Warren Buffett Hates It. AOC Is for It. A Beginner’s Guide to Modern Monetary Theory
There is no doubt that there are currently several debates related to modern monetary theory. In fact, there is a lot of debate that his critics like a hot mess.
For his part, Scott Sumner, who is an economist at Bentley University, recently stated in his blog “MMT has built such a strange, illogical and complicated way of thinking in macro that it is almost insensitive to attacks”. While proponents of MMT say it is the critics who are immune to reason: “part of a degenerative paradigm that has lost credibility”, says William Mitchell, Australian.
Even so, it is necessary to point out that this state of confusion is not good because the Modern Monetary Theory, which was once limited to blogs and a handful of universities, including the University of Missouri in Kansas City, suddenly matters.
As already mentioned, the Modern Monetary Theory is being given sudden importance. In fact, in the USA. The left wing of the Democratic Party is citing MMT to justify the massive spending by the federal government on a green New Deal to wean the USA from fossil fuels and financing Medicare for all.

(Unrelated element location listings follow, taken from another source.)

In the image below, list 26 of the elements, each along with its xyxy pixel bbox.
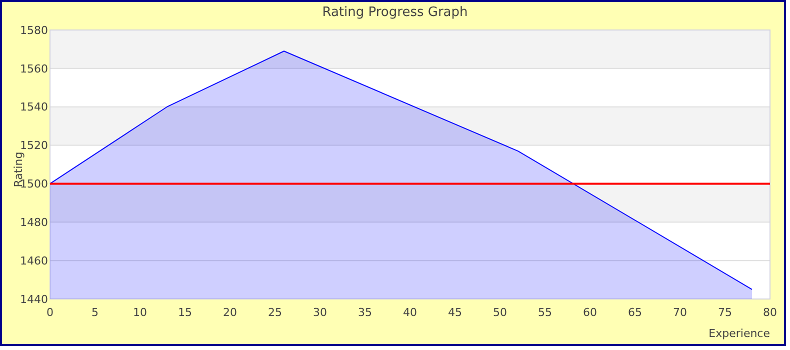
y-tick-label: 1540 bbox=[20, 100, 48, 114]
x-tick-label: 45 bbox=[448, 306, 462, 319]
x-tick-label: 30 bbox=[313, 306, 327, 319]
x-tick-label: 0 bbox=[46, 306, 54, 319]
x-tick-label: 20 bbox=[223, 306, 237, 319]
y-tick-label: 1480 bbox=[20, 216, 48, 229]
y-tick-label: 1560 bbox=[20, 62, 48, 76]
x-tick-label: 50 bbox=[493, 306, 507, 319]
x-tick-label: 40 bbox=[403, 306, 417, 319]
y-tick-label: 1580 bbox=[20, 24, 48, 37]
x-tick-label: 60 bbox=[583, 306, 597, 319]
x-tick-label: 5 bbox=[92, 306, 98, 319]
y-tick-label: 1440 bbox=[20, 292, 48, 306]
x-tick-label: 25 bbox=[268, 306, 282, 319]
x-axis-title: Experience bbox=[708, 327, 770, 340]
x-tick-label: 10 bbox=[133, 306, 147, 319]
x-tick-label: 80 bbox=[763, 306, 777, 319]
y-tick-label: 1520 bbox=[20, 139, 48, 152]
x-tick-label: 55 bbox=[538, 306, 552, 319]
x-tick-label: 65 bbox=[628, 306, 642, 319]
x-tick-label: 75 bbox=[718, 306, 732, 319]
x-tick-label: 70 bbox=[673, 306, 687, 319]
y-tick-label: 1460 bbox=[20, 254, 48, 268]
x-tick-label: 35 bbox=[358, 306, 372, 319]
x-tick-label: 15 bbox=[178, 306, 192, 319]
chart-title: Rating Progress Graph bbox=[322, 5, 468, 20]
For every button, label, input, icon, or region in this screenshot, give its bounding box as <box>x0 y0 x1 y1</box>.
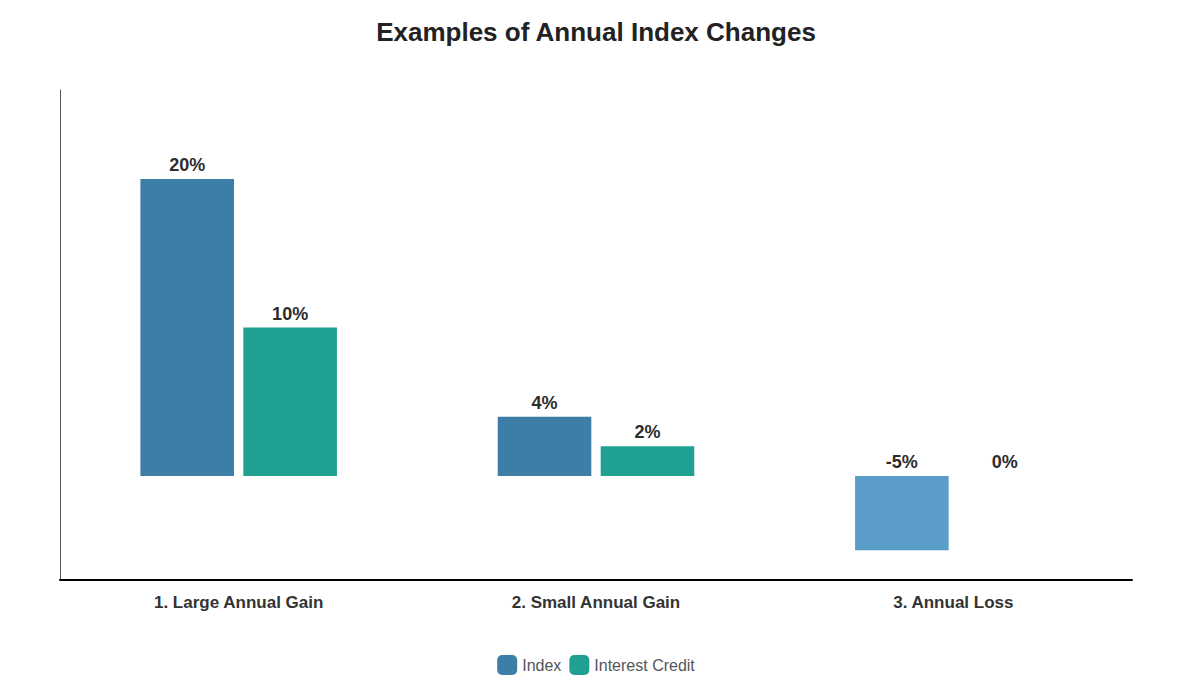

It is virtually certain that MMT will be drawn into the debates of the presidential race in 2020. So it’s the right time for a semi-deep dive into Modern Monetary Theory: what it is, where it comes from, its advantages and disadvantages.
However, the first academic textbook based on the theory was published in February. The 573-page volume, simply titled Macroeconomics, is by Mitchell, an economist at the University of Newcastle in Australia; Randall Wray of Bard College in Annandale-on-Hudson, NY; and Martin Watts, professor emeritus at Newcastle. This article is based on the textbook, as well as academic articles and blogs by MMTers and its critics.
In this way, it can be mentioned that modern monetary theory says that the world has not yet reached an agreement with the death of the gold standard in 1971 when President Richard Nixon declared that the dollar was no longer convertible into gold. In the modern era of the “fiat” currency, says MMT, the US. UU And other big economies no longer have to worry about having enough gold to back their paper currency, so they are free to print what they need.